Archived Information

More Than $1 Billion in Recovery Funds Now Available for Georgia to Save Teaching Jobs and Drive Education Reform

Application for Part 1 of Georgia's State Stabilization Funds Approved Today

Contact:  
Sandra Abrevaya, (202) 401-1576, sandra.abrevaya@ed.gov


U. S. Secretary of Education Arne Duncan today announced that more than $1 billion is now available for Georgia under the American Recovery and Reinvestment Act (ARRA) of 2009. This funding will lay the foundation for a generation of education reform and help save hundreds of thousands of teaching jobs at risk of state and local budget cuts. Georgia will be eligible to apply for another $509 million this fall. Today's funding is being made available per Georgia's successful completion of Part 1 of the State Stabilization Application, which was made available on April 1.
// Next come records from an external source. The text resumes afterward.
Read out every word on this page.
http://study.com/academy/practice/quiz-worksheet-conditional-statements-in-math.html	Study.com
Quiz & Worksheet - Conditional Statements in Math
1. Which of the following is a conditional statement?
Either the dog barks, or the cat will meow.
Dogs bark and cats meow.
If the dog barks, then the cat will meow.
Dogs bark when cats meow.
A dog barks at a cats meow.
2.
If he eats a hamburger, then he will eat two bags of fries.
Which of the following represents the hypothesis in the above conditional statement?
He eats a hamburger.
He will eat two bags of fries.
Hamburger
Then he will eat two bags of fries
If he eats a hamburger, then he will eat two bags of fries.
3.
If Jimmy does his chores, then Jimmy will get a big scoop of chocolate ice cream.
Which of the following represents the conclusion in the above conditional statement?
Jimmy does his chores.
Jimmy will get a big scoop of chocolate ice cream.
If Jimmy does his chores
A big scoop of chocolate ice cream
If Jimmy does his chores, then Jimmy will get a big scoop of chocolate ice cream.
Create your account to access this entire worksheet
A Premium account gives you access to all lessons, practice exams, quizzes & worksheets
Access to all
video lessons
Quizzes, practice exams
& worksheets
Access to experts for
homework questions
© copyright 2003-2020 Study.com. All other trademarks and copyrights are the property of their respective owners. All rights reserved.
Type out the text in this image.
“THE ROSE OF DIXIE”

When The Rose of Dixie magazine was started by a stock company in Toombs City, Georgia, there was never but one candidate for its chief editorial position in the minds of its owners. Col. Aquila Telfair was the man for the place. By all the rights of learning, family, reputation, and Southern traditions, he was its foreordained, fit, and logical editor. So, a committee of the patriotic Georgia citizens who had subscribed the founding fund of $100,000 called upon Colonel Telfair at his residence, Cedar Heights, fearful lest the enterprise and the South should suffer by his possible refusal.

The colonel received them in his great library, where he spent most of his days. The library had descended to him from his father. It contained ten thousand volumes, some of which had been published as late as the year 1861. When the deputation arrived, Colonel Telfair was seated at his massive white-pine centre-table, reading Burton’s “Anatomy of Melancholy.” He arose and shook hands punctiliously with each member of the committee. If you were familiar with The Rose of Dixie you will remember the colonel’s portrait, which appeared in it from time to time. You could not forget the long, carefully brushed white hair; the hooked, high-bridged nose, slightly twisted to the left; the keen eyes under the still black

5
"The $1 billion Georgia will receive today is part of the single largest boost in education funding in recent history," said Duncan. "The President's leadership and support from Congress have made this historic investment possible. Georgia can now utilize these funds to save jobs and lay the groundwork for a generation of education reform."

To date, Georgia has received more than $356 million in education stimulus funds -- representing a combination of funding for Title I, IDEA, Vocational Rehabilitation Grants and Independent Living Grants and Services for Older Blind Individuals Grants. On April 1, Georgia received more than $176 million in Title I funding and $169 million in IDEA funding.

This represents 50 percent of the Title I and IDEA funding Georgia is eligible for in total. On April 1, Georgia also received $9 million in Vocational Rehab funds and $1 million in Independent Living funds. On April 10, Georgia received $806,000 in Impact Aid funding.

In order to receive today's funds, Georgia provided assurances that it will collect, publish, analyze and act on basic information regarding the quality of classroom teachers, annual student improvements, college readiness, the effectiveness of state standards and assessments, progress on removing charter caps, and interventions in turning around underperforming schools.

Georgia is also required by the Department of Education to report the number of jobs saved through Recovery Act funding, the amount of state and local tax increases averted, and how funds are used.